In fact by my own informal tally, at least a half dozen businesses within a few blocks of my front door have gone belly up since my arrival — a lot, it seems to me, especially given such a small area in such a short amount of time. It remains to be seen how many new businesses will rush in to fill the void, but so far some windows have remained dark for more than a year.
Don’t get me wrong. It’s still a nice neighborhood, and there’s still lots to do. But the closing of shopkeeper’s doors is always a symptom of a creeping and chronic condition.
Then I get news from my hometown in Colorado, where my family and many friends still live. There, as in much of the country, it is the same, but worse. Unemployment is high; underemployment is higher. Once-bustling businesses are on life support. A friend of mine who owned a highly successful electrical company recently had to shut down for lack of work. And on, and on. From the suburbs of the nation’s capital to its deepest heartlands, the Great Receding has begun.

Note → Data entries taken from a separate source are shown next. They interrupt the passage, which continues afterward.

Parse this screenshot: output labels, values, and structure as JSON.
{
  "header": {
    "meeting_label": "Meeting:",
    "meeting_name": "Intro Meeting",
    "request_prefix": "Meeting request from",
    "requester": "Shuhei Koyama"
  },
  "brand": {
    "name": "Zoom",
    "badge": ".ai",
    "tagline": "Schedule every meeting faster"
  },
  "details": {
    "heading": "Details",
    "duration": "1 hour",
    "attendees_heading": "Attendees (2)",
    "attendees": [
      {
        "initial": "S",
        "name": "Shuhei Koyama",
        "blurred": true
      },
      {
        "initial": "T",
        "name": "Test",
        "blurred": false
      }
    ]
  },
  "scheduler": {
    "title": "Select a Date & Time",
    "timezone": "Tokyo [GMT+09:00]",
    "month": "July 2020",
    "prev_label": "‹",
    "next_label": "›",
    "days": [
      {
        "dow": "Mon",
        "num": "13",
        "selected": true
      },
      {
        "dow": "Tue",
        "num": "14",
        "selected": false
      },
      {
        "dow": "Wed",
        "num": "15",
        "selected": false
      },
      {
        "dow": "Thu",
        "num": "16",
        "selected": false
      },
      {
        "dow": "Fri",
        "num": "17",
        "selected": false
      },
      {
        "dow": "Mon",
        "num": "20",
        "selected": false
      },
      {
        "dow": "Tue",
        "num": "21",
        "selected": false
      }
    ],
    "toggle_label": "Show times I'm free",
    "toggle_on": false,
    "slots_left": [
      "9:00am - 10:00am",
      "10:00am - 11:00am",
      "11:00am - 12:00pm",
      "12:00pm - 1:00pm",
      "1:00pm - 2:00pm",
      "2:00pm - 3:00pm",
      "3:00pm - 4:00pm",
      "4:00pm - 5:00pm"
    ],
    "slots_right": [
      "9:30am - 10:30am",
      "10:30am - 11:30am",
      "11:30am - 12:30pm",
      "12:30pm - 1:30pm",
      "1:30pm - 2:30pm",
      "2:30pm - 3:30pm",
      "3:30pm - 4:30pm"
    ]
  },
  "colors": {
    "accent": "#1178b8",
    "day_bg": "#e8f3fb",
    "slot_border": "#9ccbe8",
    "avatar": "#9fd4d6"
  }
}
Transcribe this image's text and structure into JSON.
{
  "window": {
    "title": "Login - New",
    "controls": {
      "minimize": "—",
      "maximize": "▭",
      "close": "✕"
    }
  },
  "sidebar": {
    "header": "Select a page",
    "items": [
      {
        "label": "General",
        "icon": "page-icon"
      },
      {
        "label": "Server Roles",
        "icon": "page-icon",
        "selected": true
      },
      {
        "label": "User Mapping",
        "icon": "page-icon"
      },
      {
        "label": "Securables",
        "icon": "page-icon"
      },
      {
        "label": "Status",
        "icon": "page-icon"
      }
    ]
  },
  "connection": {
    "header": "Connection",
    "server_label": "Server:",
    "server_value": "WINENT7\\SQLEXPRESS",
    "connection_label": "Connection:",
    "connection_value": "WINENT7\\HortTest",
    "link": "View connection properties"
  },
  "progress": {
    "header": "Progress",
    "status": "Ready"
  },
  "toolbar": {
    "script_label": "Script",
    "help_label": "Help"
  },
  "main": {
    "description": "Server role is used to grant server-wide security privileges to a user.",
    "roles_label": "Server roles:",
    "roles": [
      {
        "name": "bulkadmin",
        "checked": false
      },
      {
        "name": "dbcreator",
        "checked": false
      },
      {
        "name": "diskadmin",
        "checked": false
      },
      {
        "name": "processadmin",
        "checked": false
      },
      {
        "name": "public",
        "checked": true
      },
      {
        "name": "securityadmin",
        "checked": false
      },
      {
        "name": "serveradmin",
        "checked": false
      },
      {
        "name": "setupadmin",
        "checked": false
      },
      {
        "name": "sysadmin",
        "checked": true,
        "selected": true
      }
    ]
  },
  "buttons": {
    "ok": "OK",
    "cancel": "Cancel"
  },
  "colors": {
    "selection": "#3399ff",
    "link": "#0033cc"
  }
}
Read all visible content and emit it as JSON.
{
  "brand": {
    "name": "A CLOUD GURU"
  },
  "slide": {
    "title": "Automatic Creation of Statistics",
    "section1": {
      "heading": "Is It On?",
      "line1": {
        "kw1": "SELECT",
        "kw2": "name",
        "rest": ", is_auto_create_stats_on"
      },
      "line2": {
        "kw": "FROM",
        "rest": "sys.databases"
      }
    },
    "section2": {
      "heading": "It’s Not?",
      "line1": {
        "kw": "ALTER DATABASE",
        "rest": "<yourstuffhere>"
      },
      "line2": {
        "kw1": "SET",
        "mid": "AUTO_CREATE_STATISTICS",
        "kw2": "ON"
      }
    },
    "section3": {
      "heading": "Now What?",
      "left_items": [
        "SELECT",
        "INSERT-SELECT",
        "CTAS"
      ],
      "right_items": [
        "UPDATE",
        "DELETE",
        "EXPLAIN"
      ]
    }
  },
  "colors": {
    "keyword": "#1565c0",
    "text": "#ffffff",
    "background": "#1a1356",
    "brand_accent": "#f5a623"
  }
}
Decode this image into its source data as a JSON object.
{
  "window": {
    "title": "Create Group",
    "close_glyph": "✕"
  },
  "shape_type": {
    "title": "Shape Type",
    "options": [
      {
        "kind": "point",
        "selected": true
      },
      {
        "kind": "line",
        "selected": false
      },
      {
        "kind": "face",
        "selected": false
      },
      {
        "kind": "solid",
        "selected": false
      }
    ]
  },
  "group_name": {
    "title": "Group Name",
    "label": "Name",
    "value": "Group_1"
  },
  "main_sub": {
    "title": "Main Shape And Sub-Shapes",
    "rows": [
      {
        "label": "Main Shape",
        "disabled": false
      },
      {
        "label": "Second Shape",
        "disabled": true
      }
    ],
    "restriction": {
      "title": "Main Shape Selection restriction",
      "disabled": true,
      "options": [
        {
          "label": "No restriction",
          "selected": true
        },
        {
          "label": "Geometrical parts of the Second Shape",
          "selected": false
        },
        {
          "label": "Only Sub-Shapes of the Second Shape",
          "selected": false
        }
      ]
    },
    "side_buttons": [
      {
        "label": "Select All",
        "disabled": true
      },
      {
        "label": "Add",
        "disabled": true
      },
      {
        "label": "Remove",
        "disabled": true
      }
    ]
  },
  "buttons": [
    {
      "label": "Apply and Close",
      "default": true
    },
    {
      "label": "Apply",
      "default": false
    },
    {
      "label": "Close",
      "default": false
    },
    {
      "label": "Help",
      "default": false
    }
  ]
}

It’s all got me to thinking about prosperity, how evanescent and fragile it can be. When times are good, the champaign flows freely and the party feels permanent. People spend and build as if today’s fortune will roll effortlessly over to tomorrow.
It doesn’t, though. Not always. And when the music stops abruptly and the market crashes, people always seem shocked that they can no longer afford the the fancy clothes they wear, the fine meals they eat, the big houses they inhabit. Or the small business they opened.
But of course, the flip side is also true. Bad times don’t last forever either. As Abraham Lincoln was fond of quoting, “And this, too, shall pass.”
But when? For two decades, America was flooded with prosperity and the optimism it brings. Now the Great Receding has begun, and I can’t help but wonder:
Can so spoiled a people learn to live without the things they never needed in the first place?